Seawater samples were collected from several sites in the East China Sea during cruise training classes around May or June in 2011, 2012, and 2015. The seawaters were collected by Niskin sampler, and were distributed to 100-mL vials. These samples in vials were added with saturated HgCl2 solution to stop microbial activities, and were capped with butyl rubber caps. They were stored in a refrigerator, and analyzed for methane concentration. During their samplings, CTD monitoring sensors were attached to the Niskin sampler, and they recorded conductivity, temperature, and pressure, etc.
The methane concentrations were measured by GC-FID (Shimadzu; GC-2014A) after gas extraction using extraction equipment. The concentration were determined by 10-ppm standard gas for a calibration, and the precision was within 8%.

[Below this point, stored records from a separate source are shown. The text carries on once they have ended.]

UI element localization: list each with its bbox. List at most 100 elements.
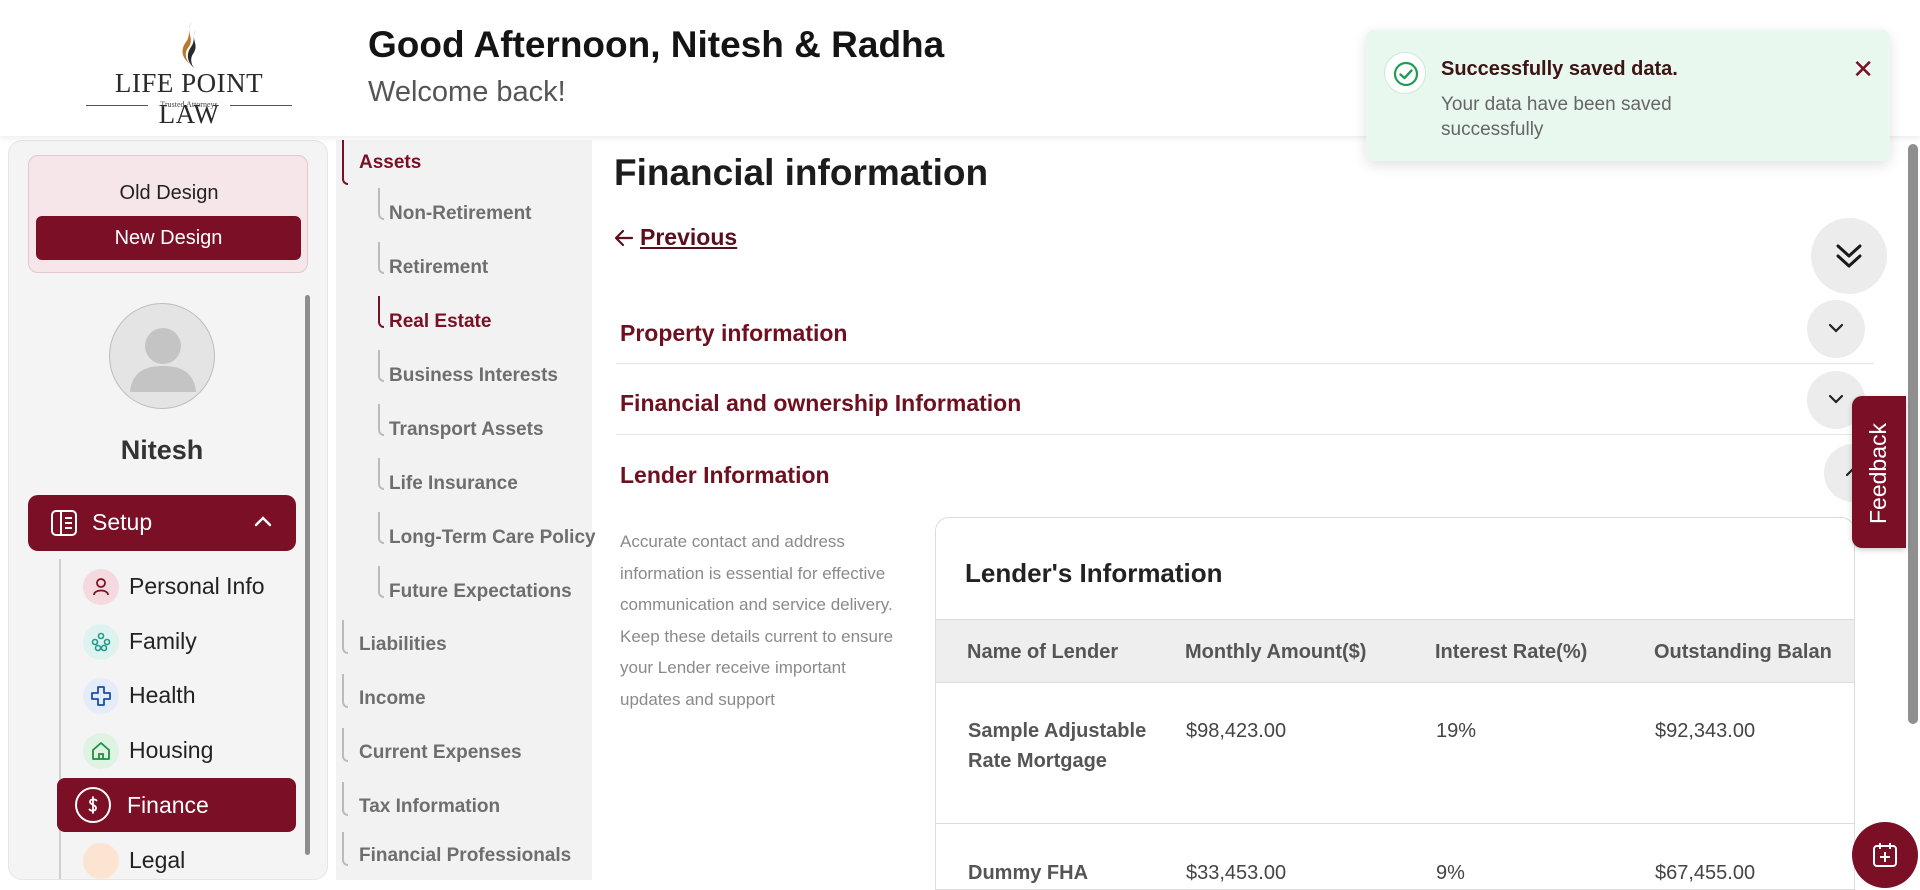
column-header[interactable]: Interest Rate(%)	[1435, 641, 1587, 664]
page-title: Financial information	[614, 152, 989, 193]
subnav-real-estate[interactable]: Real Estate	[389, 311, 491, 333]
sidebar-item-housing[interactable]: Housing	[75, 727, 295, 773]
nav-connector	[342, 140, 348, 185]
subnav-financial-professionals[interactable]: Financial Professionals	[359, 845, 571, 867]
table-header: Name of Lender Monthly Amount($) Interes…	[936, 619, 1854, 683]
sidebar-scrollbar[interactable]	[305, 295, 310, 855]
interest-rate-cell: 9%	[1436, 862, 1465, 884]
column-header[interactable]: Monthly Amount($)	[1185, 641, 1366, 664]
nav-connector	[342, 782, 348, 816]
accordion-lender-information[interactable]: Lender Information	[620, 462, 830, 489]
expand-all-button[interactable]	[1811, 218, 1887, 294]
outstanding-balance-cell: $92,343.00	[1655, 720, 1756, 742]
sidebar-item-finance[interactable]: Finance	[57, 778, 296, 832]
logo-flame-icon	[182, 22, 196, 68]
chevron-down-icon	[1828, 323, 1844, 333]
user-name: Nitesh	[120, 435, 204, 465]
feedback-label: Feedback	[1865, 422, 1891, 524]
sidebar-item-label: Family	[129, 628, 197, 654]
nav-connector	[342, 620, 348, 654]
feedback-tab[interactable]: Feedback	[1852, 396, 1906, 548]
nav-connector	[378, 350, 384, 382]
subnav-long-term-care-policy[interactable]: Long-Term Care Policy	[389, 527, 596, 549]
subnav-life-insurance[interactable]: Life Insurance	[389, 473, 518, 495]
book-icon	[51, 510, 77, 536]
subnav-future-expectations[interactable]: Future Expectations	[389, 581, 572, 603]
close-icon[interactable]: ✕	[1852, 54, 1874, 85]
column-header[interactable]: Outstanding Balan	[1654, 641, 1832, 664]
nav-connector	[342, 728, 348, 762]
legal-icon	[83, 843, 119, 879]
sidebar-item-legal[interactable]: Legal	[75, 837, 295, 879]
finance-subnav: Assets Non-Retirement Retirement Real Es…	[336, 140, 596, 880]
nav-connector	[378, 566, 384, 598]
avatar[interactable]	[109, 303, 215, 409]
lender-description: Accurate contact and address information…	[620, 532, 894, 709]
subnav-retirement[interactable]: Retirement	[389, 257, 488, 279]
subnav-liabilities[interactable]: Liabilities	[359, 634, 447, 656]
sidebar-item-health[interactable]: Health	[75, 672, 295, 718]
sidebar-item-label: Legal	[129, 847, 186, 873]
page-scrollbar[interactable]	[1908, 144, 1918, 724]
sidebar-item-personal-info[interactable]: Personal Info	[75, 563, 295, 609]
brand-logo[interactable]: LIFE POINT LAW Trusted Attorneys	[84, 18, 294, 129]
old-design-button[interactable]: Old Design	[29, 182, 309, 205]
add-note-button[interactable]	[1852, 822, 1918, 888]
subnav-tax-information[interactable]: Tax Information	[359, 796, 500, 818]
lender-name-cell: Dummy FHA	[968, 862, 1089, 884]
nav-connector	[59, 559, 61, 879]
accordion-financial-ownership[interactable]: Financial and ownership Information	[620, 390, 1021, 417]
lender-name-cell: Sample Adjustable Rate Mortgage	[968, 720, 1147, 772]
outstanding-balance-cell: $67,455.00	[1655, 862, 1756, 884]
double-chevron-down-icon	[1836, 244, 1862, 268]
left-sidebar: Old Design New Design Nitesh Setup Perso…	[8, 140, 328, 880]
design-toggle: Old Design New Design	[28, 155, 308, 273]
subnav-current-expenses[interactable]: Current Expenses	[359, 742, 522, 764]
subnav-business-interests[interactable]: Business Interests	[389, 365, 558, 387]
nav-connector	[378, 404, 384, 436]
calendar-plus-icon	[1873, 843, 1897, 867]
new-design-button[interactable]: New Design	[36, 216, 301, 260]
sidebar-item-family[interactable]: Family	[75, 618, 295, 664]
sidebar-item-label: Finance	[127, 792, 209, 818]
accordion-toggle-property[interactable]	[1807, 300, 1865, 358]
main-content: Financial information Previous Property …	[592, 140, 1900, 890]
logo-divider	[230, 105, 292, 106]
greeting-title: Good Afternoon, Nitesh & Radha	[368, 24, 945, 65]
nav-connector	[378, 458, 384, 490]
brand-name: LIFE POINT LAW	[114, 68, 264, 129]
card-title: Lender's Information	[965, 558, 1223, 588]
family-icon	[83, 624, 119, 660]
subnav-transport-assets[interactable]: Transport Assets	[389, 419, 544, 441]
divider	[616, 434, 1874, 435]
person-icon	[83, 569, 119, 605]
nav-connector	[378, 512, 384, 544]
sidebar-item-label: Personal Info	[129, 573, 265, 599]
dollar-icon	[75, 787, 111, 823]
setup-section-toggle[interactable]: Setup	[28, 495, 296, 551]
setup-label: Setup	[92, 509, 153, 535]
success-toast: Successfully saved data. Your data have …	[1366, 30, 1890, 161]
chevron-down-icon	[1828, 394, 1844, 404]
monthly-amount-cell: $98,423.00	[1186, 720, 1287, 742]
subnav-assets[interactable]: Assets	[359, 152, 421, 174]
house-icon	[83, 733, 119, 769]
sidebar-item-label: Health	[129, 682, 196, 708]
sidebar-item-label: Housing	[129, 737, 214, 763]
user-placeholder-icon	[130, 328, 196, 392]
nav-connector	[378, 188, 384, 220]
toast-title: Successfully saved data.	[1441, 58, 1678, 80]
interest-rate-cell: 19%	[1436, 720, 1477, 742]
subnav-non-retirement[interactable]: Non-Retirement	[389, 203, 532, 225]
accordion-property-information[interactable]: Property information	[620, 320, 847, 347]
health-icon	[83, 678, 119, 714]
arrow-left-icon[interactable]	[614, 228, 634, 248]
subnav-income[interactable]: Income	[359, 688, 426, 710]
row-divider	[936, 823, 1854, 824]
check-circle-icon	[1384, 52, 1426, 94]
divider	[616, 363, 1874, 364]
app-root: LIFE POINT LAW Trusted Attorneys Good Af…	[0, 0, 1920, 890]
column-header[interactable]: Name of Lender	[967, 641, 1118, 664]
previous-link[interactable]: Previous	[640, 224, 737, 251]
nav-connector	[342, 674, 348, 708]
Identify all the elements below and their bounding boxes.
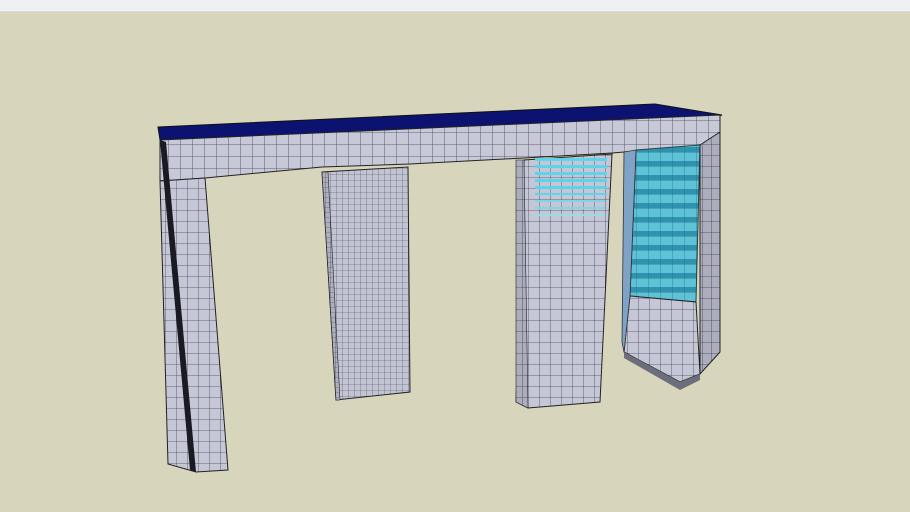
tower-2-glass-bands (535, 158, 607, 216)
tower-3-right-side (699, 131, 721, 376)
tower-2-front (515, 153, 613, 409)
tower-3-glass-face (629, 144, 701, 303)
tower-3-lower-face (623, 295, 701, 383)
3d-model-viewport[interactable] (0, 12, 910, 512)
sketchup-model-render (157, 103, 723, 473)
window-top-bar (0, 0, 910, 12)
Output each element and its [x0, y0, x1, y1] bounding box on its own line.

Based on the CTD data, we classified the area into continental shelf area, continental slope area, and Kuroshio Current area. First, seawater in continental shelf area contained relatively much methane, suggesting the effects of continental water flows enriched in organic matter, or of seafloor sediments on the shelf. Next, in the continental slope area, seawater showed high methane concentrations around 100-200 m. On the other hand, in Kuroshio Current area, seawater showed the equilibrium concentration with the atmosphere at the surface water, 1-2 nmol/kg above 600 m, and <1 nmol/kg below 600 m. The methane anomaly around 100-200 m in the continental slope area was associated with low salinity, which would be derived from the continental shelf water.
The seawater at some sites in the continental slope area showed anomalous methane concentrations around several hundred meters. These sites include places that have never been reported as mud volcano area, cold seep area, nor hydrothermal area. We cannot identify phenomenon of the methane source, but hydrothermal systems are unlikely considering tectonic setting. Mud volcanoes and cold seeps are likely in this area. Below the seafloor, Shimajiri Group or Yaeyama Group may be distributed, which is rich in organic matter, and normal faults would be distributed associated with rifting activities of back-arc basin, which would play a role as a pathway of methane from deep layers to surface layers of sediments. In these areas, methane would be released from the seafloor as mud volcanoes, cold seeps, or pock marks. Depending on a scale or numbers, the methane sources can play a role a source of methane to the atmosphere. We will investigate methane distribution in the seawater and observe the seafloor by submersibles, and clarify the details of methane releasing phenomenon.